Saturday, September 4, 2010
Katherine Mansfield
Short Stories by Katherine Mansfield in an edition that is half Korean and half English. The short stories are:
" Bliss","The Garden Party", "The Stranger", "An Ideal Family", "A Cup of Tea", "The Fly", "Honeymoon" and "the Doll's House".
The first four short stories are taken from "The Garden Party" published in 1922 and the last four are taken from "The Dove's Nest" published in 1923.
I had tried to read Mansfield many years ago and had difficulty for reasons that escapes me. She was well thought of as a writer by D.H. Lawrence and Virginia Wolfe. I saw this book in Home Plus and decided to give her another try. For a woman who lived only 34 years, she wrote many short stories and I enjoyed the ones that were included in this book.

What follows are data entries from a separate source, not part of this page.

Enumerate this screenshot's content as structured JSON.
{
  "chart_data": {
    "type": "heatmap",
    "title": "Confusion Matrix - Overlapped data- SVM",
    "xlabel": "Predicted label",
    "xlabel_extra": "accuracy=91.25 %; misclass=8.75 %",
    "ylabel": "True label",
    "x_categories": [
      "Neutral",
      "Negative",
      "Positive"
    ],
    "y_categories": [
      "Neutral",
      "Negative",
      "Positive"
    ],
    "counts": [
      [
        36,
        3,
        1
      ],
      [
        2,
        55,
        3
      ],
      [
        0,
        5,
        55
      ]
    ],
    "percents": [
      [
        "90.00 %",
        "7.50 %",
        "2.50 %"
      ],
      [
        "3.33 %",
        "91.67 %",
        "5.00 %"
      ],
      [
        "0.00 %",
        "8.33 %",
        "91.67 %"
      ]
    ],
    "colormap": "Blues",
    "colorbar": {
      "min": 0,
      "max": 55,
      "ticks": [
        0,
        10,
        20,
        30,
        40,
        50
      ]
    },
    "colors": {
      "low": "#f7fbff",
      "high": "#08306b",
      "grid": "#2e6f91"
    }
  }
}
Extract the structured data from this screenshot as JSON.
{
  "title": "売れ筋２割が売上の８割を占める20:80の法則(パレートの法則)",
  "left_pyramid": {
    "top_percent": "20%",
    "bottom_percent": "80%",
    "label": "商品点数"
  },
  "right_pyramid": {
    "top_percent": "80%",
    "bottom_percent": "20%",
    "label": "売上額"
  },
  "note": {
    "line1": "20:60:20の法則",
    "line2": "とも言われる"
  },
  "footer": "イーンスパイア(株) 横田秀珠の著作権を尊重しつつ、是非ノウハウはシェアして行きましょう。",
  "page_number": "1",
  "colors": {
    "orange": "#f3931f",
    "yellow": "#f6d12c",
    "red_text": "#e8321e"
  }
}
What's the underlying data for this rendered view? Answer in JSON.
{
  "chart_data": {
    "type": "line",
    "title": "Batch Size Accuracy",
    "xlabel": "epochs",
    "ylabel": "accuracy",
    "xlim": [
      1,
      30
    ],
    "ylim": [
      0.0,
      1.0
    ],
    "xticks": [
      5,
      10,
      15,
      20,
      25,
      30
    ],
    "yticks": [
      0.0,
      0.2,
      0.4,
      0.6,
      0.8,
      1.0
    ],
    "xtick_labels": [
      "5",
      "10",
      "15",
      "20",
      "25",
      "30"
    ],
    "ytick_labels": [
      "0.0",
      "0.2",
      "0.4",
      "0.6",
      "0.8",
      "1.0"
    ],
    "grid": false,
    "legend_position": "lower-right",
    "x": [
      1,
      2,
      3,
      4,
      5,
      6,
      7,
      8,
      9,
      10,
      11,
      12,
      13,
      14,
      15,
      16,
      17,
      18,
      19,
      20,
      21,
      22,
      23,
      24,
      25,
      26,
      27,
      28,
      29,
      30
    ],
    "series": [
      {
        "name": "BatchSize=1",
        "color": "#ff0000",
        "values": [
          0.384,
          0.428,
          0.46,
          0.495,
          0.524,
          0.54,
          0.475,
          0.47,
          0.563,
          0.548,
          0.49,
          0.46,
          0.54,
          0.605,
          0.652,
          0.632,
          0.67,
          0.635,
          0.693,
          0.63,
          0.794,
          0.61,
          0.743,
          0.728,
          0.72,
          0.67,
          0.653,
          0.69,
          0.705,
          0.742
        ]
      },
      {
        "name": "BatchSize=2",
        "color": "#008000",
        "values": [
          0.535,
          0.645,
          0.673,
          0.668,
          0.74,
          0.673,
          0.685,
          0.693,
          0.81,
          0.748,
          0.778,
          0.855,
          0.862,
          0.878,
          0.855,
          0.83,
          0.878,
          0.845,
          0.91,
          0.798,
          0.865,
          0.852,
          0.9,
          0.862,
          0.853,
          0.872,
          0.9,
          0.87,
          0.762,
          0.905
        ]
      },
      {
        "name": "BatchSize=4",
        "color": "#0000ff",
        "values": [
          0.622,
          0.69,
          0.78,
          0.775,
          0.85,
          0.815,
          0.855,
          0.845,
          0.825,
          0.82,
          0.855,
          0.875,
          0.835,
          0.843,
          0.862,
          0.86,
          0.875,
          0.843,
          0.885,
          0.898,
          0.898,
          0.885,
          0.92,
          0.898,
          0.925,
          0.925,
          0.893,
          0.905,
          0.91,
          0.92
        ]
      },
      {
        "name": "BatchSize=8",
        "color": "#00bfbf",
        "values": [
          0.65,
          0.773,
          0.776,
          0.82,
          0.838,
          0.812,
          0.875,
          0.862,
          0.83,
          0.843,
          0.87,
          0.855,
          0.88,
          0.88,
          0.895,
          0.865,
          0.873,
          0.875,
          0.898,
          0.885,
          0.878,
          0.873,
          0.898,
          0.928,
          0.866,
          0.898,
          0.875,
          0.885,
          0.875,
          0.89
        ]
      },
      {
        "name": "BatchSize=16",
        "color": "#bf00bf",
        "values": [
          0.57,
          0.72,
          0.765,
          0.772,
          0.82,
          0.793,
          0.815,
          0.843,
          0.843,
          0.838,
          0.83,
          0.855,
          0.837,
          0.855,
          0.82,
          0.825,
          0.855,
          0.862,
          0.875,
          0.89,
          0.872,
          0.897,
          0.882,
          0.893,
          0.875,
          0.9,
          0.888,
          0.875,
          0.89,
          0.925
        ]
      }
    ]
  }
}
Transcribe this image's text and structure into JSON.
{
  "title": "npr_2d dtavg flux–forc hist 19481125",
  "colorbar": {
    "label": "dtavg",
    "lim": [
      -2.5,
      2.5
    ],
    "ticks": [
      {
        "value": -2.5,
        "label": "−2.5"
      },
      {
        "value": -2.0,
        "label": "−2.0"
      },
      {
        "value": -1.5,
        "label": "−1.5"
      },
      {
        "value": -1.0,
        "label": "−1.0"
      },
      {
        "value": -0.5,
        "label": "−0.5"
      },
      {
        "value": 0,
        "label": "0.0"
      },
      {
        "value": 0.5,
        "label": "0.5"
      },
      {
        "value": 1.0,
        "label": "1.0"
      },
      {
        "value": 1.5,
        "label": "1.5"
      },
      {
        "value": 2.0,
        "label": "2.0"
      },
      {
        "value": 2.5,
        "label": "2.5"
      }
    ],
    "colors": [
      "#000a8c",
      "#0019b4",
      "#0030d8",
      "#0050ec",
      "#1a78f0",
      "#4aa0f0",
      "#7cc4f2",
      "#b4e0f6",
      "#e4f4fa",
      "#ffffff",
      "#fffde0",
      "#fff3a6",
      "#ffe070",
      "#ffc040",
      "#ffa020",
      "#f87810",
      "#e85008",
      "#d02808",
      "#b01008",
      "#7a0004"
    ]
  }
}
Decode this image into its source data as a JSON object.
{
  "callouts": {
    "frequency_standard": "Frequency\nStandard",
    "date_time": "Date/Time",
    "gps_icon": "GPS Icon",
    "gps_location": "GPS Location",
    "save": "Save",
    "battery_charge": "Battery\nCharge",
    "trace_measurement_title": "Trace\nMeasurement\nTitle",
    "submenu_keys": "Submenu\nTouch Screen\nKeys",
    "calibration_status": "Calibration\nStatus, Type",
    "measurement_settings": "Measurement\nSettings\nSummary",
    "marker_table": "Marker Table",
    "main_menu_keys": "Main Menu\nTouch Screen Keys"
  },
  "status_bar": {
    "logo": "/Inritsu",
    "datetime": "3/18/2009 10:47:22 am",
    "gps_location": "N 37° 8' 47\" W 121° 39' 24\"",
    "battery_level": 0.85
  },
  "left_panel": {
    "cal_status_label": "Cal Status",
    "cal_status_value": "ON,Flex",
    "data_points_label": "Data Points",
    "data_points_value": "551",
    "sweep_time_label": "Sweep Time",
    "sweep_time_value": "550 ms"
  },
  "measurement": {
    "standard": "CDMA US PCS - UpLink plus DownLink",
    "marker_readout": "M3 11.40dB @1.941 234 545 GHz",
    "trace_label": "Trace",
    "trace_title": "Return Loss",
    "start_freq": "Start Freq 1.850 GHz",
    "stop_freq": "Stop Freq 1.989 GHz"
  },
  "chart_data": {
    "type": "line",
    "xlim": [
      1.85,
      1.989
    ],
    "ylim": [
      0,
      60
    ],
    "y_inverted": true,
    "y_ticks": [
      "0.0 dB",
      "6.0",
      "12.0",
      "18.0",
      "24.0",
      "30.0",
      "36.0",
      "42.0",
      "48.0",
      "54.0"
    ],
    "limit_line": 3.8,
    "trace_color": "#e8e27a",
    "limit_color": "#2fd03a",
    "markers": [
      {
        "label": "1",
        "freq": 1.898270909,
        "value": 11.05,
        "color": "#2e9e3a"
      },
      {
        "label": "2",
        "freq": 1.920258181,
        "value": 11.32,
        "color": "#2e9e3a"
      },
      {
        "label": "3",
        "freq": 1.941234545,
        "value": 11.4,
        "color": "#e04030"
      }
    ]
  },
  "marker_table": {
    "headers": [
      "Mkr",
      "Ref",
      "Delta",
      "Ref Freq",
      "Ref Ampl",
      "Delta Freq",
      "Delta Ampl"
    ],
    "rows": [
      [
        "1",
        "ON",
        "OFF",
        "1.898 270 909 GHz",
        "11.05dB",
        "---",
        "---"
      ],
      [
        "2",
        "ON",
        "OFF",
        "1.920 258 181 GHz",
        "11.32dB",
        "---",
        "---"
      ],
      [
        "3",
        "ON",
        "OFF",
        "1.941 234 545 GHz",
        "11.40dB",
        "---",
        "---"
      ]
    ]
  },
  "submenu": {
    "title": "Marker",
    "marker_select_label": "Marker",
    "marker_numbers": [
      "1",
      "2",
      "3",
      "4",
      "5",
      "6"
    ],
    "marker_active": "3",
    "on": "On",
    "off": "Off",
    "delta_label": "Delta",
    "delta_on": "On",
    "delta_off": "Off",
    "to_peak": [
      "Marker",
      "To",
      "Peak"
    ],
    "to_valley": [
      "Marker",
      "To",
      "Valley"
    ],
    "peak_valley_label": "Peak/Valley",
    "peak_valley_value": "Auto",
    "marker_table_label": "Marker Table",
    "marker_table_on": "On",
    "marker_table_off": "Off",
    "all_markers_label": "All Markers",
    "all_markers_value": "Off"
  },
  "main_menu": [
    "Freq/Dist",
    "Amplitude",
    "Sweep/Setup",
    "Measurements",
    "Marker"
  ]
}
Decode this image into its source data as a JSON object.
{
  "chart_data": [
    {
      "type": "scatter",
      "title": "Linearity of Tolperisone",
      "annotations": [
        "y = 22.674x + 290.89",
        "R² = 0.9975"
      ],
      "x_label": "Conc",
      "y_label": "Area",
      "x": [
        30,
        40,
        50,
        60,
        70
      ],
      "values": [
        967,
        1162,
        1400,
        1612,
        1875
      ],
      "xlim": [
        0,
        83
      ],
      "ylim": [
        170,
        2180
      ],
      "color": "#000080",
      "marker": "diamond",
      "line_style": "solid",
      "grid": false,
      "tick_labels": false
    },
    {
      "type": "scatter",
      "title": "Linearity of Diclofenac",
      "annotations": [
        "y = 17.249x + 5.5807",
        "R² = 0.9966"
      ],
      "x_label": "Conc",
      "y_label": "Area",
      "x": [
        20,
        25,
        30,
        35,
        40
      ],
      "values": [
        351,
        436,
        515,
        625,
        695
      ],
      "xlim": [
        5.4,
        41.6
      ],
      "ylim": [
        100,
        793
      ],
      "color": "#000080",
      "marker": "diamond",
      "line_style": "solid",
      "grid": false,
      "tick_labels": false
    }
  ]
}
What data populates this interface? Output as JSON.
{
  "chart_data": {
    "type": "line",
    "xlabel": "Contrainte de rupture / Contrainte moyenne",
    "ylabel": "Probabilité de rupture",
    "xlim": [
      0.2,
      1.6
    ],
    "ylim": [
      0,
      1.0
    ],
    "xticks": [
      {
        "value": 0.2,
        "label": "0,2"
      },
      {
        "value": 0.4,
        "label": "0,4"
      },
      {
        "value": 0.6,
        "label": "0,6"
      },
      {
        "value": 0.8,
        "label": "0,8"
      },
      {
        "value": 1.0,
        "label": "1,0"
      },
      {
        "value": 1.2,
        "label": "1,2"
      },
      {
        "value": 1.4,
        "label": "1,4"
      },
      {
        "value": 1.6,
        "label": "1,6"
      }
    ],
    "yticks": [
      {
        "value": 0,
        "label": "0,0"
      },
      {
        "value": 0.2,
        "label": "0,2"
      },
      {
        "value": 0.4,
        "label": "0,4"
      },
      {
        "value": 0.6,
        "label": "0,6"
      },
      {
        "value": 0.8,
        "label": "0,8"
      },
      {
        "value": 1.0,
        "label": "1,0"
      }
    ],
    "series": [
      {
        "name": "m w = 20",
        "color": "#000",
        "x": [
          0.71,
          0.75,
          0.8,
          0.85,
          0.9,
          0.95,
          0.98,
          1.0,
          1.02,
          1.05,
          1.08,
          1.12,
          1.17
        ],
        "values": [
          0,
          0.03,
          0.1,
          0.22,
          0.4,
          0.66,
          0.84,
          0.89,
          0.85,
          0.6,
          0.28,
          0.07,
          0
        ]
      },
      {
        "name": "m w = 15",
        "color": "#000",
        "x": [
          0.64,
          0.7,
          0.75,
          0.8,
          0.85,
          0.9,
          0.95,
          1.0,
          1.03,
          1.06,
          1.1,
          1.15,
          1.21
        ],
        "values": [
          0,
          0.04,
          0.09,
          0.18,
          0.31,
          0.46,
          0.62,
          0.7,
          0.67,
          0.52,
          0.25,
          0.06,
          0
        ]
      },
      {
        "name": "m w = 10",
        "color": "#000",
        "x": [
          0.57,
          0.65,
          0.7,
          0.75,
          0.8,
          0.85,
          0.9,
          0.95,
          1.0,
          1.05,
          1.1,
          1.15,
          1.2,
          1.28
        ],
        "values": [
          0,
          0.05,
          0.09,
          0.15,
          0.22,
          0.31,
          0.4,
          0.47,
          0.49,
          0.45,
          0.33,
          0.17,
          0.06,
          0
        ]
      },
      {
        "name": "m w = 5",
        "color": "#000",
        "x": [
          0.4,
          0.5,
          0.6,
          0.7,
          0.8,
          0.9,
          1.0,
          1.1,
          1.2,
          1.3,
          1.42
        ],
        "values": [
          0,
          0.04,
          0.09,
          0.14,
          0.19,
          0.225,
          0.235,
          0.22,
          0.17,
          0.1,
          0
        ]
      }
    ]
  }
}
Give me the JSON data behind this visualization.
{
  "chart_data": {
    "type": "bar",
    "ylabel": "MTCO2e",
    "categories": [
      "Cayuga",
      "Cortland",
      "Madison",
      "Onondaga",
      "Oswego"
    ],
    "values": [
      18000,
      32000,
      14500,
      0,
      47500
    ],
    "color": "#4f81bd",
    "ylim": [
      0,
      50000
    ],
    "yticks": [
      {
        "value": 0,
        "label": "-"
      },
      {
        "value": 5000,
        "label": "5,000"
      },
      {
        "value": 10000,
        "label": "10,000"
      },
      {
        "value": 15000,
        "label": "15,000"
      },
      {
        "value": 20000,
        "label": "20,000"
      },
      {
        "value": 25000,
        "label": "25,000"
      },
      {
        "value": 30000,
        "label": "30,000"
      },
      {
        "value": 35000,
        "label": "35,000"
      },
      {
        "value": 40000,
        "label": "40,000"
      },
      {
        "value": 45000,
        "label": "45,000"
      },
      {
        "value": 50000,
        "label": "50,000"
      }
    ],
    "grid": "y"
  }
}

The stories seem to come onto the senses in one way but stay in another for they do stay long after they are read. The one story that has impressed me the most is "The Garden Party" which on its surface is about a pretty young thing that seems very impressible but the story is about life itself and how death can come unexpectedly to teach those of us still living how precious life is. Even that sense is a bit trite in describing this wonderful story. I don't think I would like the protagonist in the story but I like what she sees in life.
That is what all of these stories are. They sneak up on the reader and take one by surprise as being one kind of story but really are something else entirely. At least that is how I viewed them. I can see how I would not have liked them when I was younger and expected my fiction to be one way and not to change in midstream so to speak. I wanted more certainty in my life then and now I don't mind uncertainty at all. Some of the stories do not spell out what is happening and some do.
It is really quite sad that her life ended so soon. It would have been really interesting to have seen how her fiction would have changed through the years. It is really possible she was a genius in that she was just learning her trade when TB cut her life short.